Tarski proved the funny following fact: ${\rm AC}(2) \Rightarrow {\rm AC}(4)$—if you know how to choose between 2 elements, you can choose between 4.
The proof is in fact quite easy. Consider a family $(A_i)$ of sets with 4 elements. I will use choice functions furnished by ${\rm AC}(2)$ to pick-up one preferred element from $A_i$. For simplicity, label the elements of $A_i$ as $\{a,b,c,d\}$ and remove the index $i$. Then, consider the set $\{\{a,b\},\{a,c\},\{a,d\},\{b,c\},\{b,d\},\{c,d\}\}$ of all pairs of elements of $A_i$. The hypothesis ${\rm AC}(2)$ allows to choose, for each of those pairs, one preferred element. Call $n_a,n_b,n_c,n_d$ the number of times $a,b,c,d$ has been chosen; one thus has $n_a+n_b+n_c+n_d=6$ and consider those elements which have been chosen the most often, those for which $n_?$ is maximal.

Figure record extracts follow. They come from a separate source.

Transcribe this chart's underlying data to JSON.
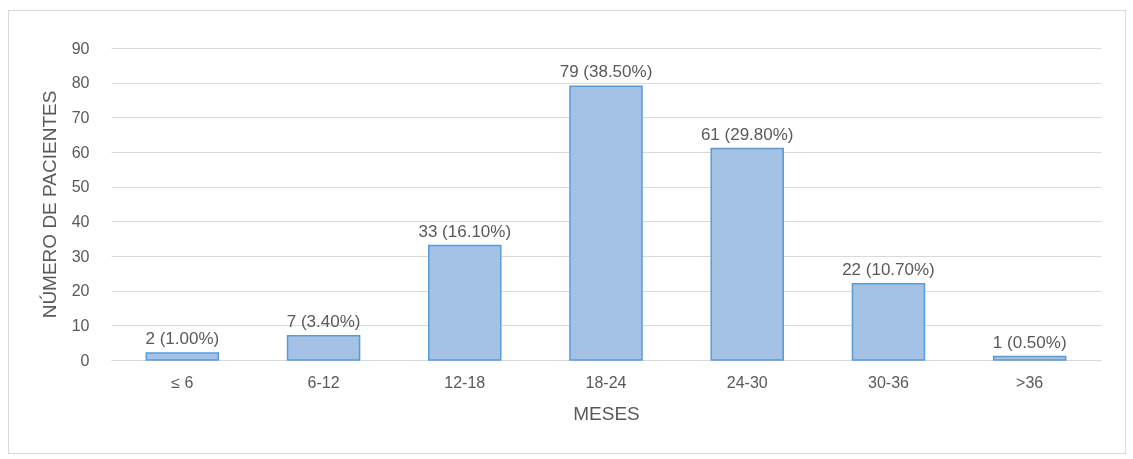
{
  "chart_data": {
    "type": "bar",
    "xlabel": "MESES",
    "ylabel": "NÚMERO DE PACIENTES",
    "categories": [
      "≤ 6",
      "6-12",
      "12-18",
      "18-24",
      "24-30",
      "30-36",
      ">36"
    ],
    "values": [
      2,
      7,
      33,
      79,
      61,
      22,
      1
    ],
    "value_labels": [
      "2 (1.00%)",
      "7 (3.40%)",
      "33 (16.10%)",
      "79 (38.50%)",
      "61 (29.80%)",
      "22 (10.70%)",
      "1 (0.50%)"
    ],
    "color": "#a4c2e6",
    "ylim": [
      0,
      90
    ],
    "yticks": [
      0,
      10,
      20,
      30,
      40,
      50,
      60,
      70,
      80,
      90
    ],
    "grid": "y"
  }
}
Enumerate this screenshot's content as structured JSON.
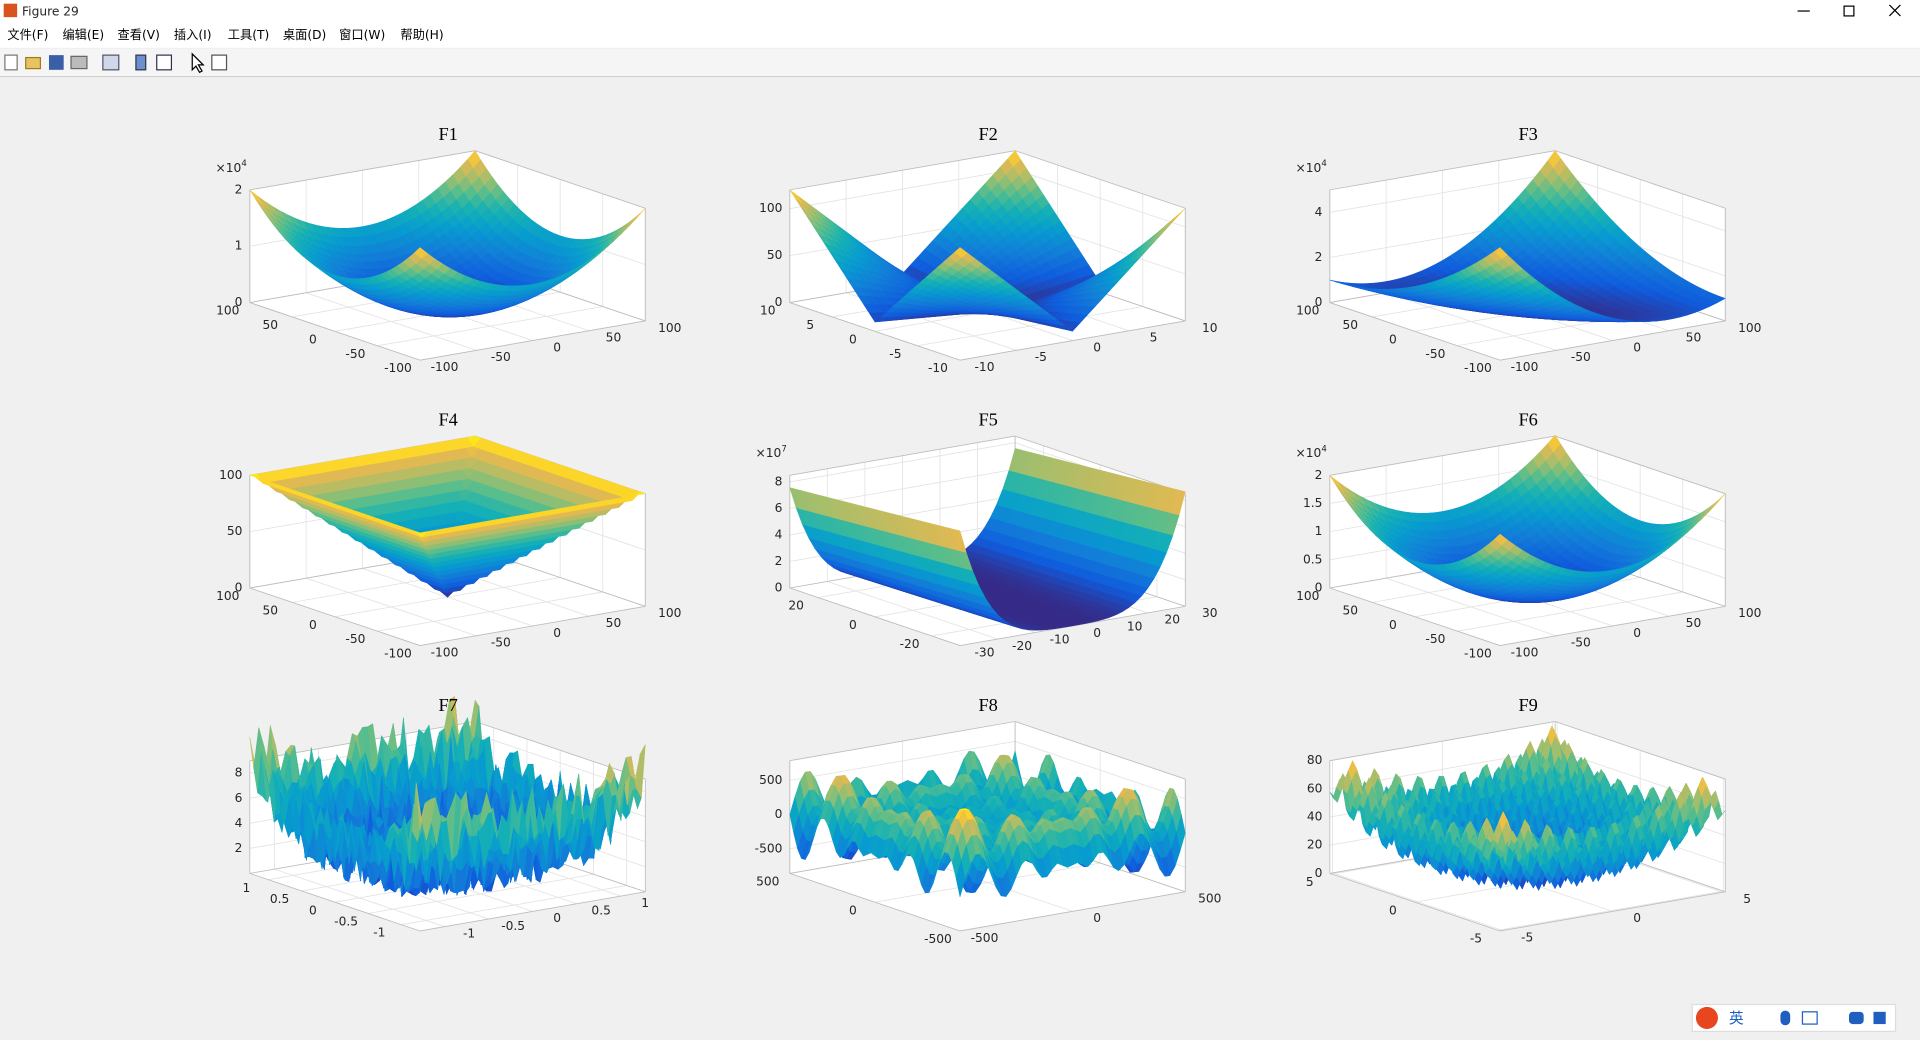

- If there is only one, let's choose it. (This happens in repartitions like $(3,1,1,1)$, etc.)
- If there are three such elements (the repartition must be $(2,2,2,0)$), let's choose the unique one which has never been chosen.
- There can't be four such elements because 4 does not divides 6.
- If there are two (repartition $(2,2,1,1)$), then use your 2-choice function on this pair!
The other funny, but more difficult, thing, is that ${\rm AC}(2)$ does not imply ${\rm AC}(3)$! Why? because the group $\{\pm1\}$ can act without fixed points on a 2-elements set but cannot on a 3-elements set. I hope to be able to say more on this another day.